Research
Overview
Have you ever wondered why our hands never grow to touch our feet? For that matter, every organ in the body has a very specific size and form (patterning) for optimal function. In some cases, even a slight change in the size and shape can lead to serious health condition. For example, a slight defect in heart can often be lethal. Then the question is: how do the organs know when to stop growing? More importantly, you may be thinking why should we care about this question. It turns out that every cell in the body has an intrinsic mechanism to control growth, and when these mechanisms fail, they grow in an uncontrolled manner and give rise to cancer.
We seek to understand how tissue growth is precisely regulated during embryonic development and how dysregulation of this process result in devastating diseases such as cancer. We use the fruit fly, Drosophila melanogaster as a model organism to study how the Hippo signaling pathway and the protocadherins, Dachsous and Fat play an important role in tissue growth and patterning regulation. We also strive to understand how the Hippo pathway gets deregulated in cancers and develop novel chemical inhibitors for this pathway. We employ an interdisciplinary approach using genetics, cell biology, biochemistry and chemical biology.

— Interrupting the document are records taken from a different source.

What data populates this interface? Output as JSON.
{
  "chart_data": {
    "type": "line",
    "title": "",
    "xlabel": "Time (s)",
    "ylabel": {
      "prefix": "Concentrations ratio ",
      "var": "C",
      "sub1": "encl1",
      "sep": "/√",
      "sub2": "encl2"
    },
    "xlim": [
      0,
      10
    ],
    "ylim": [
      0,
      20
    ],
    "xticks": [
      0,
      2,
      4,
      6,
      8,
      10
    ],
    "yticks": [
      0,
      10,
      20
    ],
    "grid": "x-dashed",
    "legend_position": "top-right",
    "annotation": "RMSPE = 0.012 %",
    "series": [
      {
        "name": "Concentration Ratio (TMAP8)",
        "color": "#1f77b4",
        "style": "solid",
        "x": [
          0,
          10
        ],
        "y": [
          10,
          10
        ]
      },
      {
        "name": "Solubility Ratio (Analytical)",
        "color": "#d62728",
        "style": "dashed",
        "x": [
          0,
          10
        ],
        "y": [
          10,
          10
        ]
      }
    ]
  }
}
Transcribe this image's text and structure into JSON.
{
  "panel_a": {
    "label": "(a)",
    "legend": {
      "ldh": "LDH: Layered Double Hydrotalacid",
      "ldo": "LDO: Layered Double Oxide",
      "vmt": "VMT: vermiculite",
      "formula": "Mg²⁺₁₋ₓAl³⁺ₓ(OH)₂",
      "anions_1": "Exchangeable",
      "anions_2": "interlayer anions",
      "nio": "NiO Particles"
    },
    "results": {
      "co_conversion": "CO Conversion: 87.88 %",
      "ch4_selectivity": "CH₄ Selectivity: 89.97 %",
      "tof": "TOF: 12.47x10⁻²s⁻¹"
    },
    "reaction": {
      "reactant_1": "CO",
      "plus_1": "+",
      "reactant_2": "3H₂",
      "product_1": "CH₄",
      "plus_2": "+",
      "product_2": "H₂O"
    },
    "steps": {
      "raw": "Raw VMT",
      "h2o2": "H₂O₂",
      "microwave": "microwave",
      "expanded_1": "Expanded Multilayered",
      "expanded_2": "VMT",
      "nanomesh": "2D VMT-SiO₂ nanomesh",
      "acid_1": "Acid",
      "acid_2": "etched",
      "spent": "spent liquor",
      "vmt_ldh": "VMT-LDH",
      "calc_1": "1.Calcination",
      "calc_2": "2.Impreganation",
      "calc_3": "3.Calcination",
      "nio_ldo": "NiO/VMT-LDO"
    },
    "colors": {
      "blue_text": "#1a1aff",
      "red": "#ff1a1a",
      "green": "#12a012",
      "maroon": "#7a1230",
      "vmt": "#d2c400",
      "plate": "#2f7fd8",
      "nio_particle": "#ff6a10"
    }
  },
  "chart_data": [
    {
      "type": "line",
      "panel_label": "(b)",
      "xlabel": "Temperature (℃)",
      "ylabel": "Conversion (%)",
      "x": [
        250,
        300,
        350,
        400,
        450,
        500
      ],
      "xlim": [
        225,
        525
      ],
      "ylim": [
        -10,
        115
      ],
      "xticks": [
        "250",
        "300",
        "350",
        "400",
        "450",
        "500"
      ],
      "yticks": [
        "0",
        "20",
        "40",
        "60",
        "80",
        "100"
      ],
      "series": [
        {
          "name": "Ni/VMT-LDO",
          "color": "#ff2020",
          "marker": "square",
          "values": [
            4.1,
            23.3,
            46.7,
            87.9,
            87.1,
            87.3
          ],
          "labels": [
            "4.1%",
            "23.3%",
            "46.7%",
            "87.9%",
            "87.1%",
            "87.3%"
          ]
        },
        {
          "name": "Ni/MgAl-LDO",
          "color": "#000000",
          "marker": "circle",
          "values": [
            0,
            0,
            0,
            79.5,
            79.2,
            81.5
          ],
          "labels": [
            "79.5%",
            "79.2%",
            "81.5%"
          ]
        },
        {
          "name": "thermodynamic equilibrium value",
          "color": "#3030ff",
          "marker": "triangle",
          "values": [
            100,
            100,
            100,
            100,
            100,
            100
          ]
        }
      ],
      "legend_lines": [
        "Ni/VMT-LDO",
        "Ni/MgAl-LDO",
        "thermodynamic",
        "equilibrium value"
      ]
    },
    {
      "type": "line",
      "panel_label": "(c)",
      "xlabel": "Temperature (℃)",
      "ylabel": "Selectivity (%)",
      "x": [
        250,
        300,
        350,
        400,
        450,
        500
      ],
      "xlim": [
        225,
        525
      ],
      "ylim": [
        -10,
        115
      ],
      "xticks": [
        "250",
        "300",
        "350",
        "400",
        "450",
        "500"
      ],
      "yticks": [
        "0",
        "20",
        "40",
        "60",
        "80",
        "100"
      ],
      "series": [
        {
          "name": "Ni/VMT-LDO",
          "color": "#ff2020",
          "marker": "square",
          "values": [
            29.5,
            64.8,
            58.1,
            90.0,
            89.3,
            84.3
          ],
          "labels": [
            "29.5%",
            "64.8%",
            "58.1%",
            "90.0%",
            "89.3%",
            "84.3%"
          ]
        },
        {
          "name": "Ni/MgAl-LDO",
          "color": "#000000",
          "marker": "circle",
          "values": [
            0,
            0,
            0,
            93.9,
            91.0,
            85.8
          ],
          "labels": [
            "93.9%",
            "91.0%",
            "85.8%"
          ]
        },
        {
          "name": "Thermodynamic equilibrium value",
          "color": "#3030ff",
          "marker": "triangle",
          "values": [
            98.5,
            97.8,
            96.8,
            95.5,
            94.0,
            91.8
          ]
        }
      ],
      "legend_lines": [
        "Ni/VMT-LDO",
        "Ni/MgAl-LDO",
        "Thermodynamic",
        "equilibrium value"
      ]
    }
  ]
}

Regulation of growth and morphogenesis during development
Proper size and shape is required for optimal functioning of organs. In multicellular organisms, different tissues develop to a characteristic final size and shape, and maintain an optimal proportion to the body. Misregulation of growth and morphogenesis during development results in structural birth defects that last into adulthood and often lead to organ malfunction. Thus precise coordination of growth and morphogenesis is a fundamental aspect of development that is essential for normal organ function and body organization. The evolutionarily conserved Hippo signaling pathway plays a central role in organ size control and is associated with many cancers. The protocadherins, Dachsous (Ds) and Fat are conserved upstream regulators of Hippo signaling that play a key role in coordinating growth and morphogenesis. Ds and Fat restrict growth by activating Hippo signaling and influence morphogenesis by regulating planar cell polarity and oriented cell divisions. Consistently, mutations affecting this pathway result in a number of diseases affecting organ shape or size, such as Hennekam syndrome and Van Maldergem syndrome. However, the molecular mechanisms by which Fat signaling regulates growth and morphogenesis are not well understood. I have identified Vamana and Early girl, two novel regulators of this signaling pathway. Additionally, my work has led to intriguing findings that suggest that vesicular trafficking plays a crucial role in regulating this pathway, an aspect that is very little explored. Our lab employs an interdisciplinary approach using Drosophila genetics, cell biology and biochemistry to study the vesicular trafficking mechanisms that organize this signaling pathway and to identify novel regulators of this pathway.
Ongoing projects include:
1. How is the spatial organization of the Ds-Fat signaling pathway established?
2. How Ds-Fat signaling regulates Hippo signaling?
3. How Fat signaling regulates organ shape?
Development of novel inhibitors of YAP activity for cancer therapy
The Hippo signaling pathway is evolutionarily conserved in humans, and the downstream effector of this pathway YAP/TAZ is frequently deregulated in most cancers and provides a nodal point for treatment. We take an interdisciplinary approach to understand how this pathway is deregulated in cancers and to develop inhibitorsof YAP activity. YAP/TAZ also plays a critical role in pulmonary fibrosis and YAP activity inhibitors have shown promising effect in treatment of this disease. So the YAP activity inhibitors we develop will also be useful for treatment of fibrosis.
Ongoing projects include:
1. To understand the basic mechanism by which the Hippo pathway is activated and deactivated.
2. To identify novel mechanisms by which YAP/TAZ gets deregulated in different cancers.
3. Development of small-molecule inhibitors of TEAD using computational and experimental methods.
4. Development of TEAD inhibitors by DNA-encoded library screening.
5. Development of Proteolysis Targeting Chimeras (PROTAC) for degrading TEAD.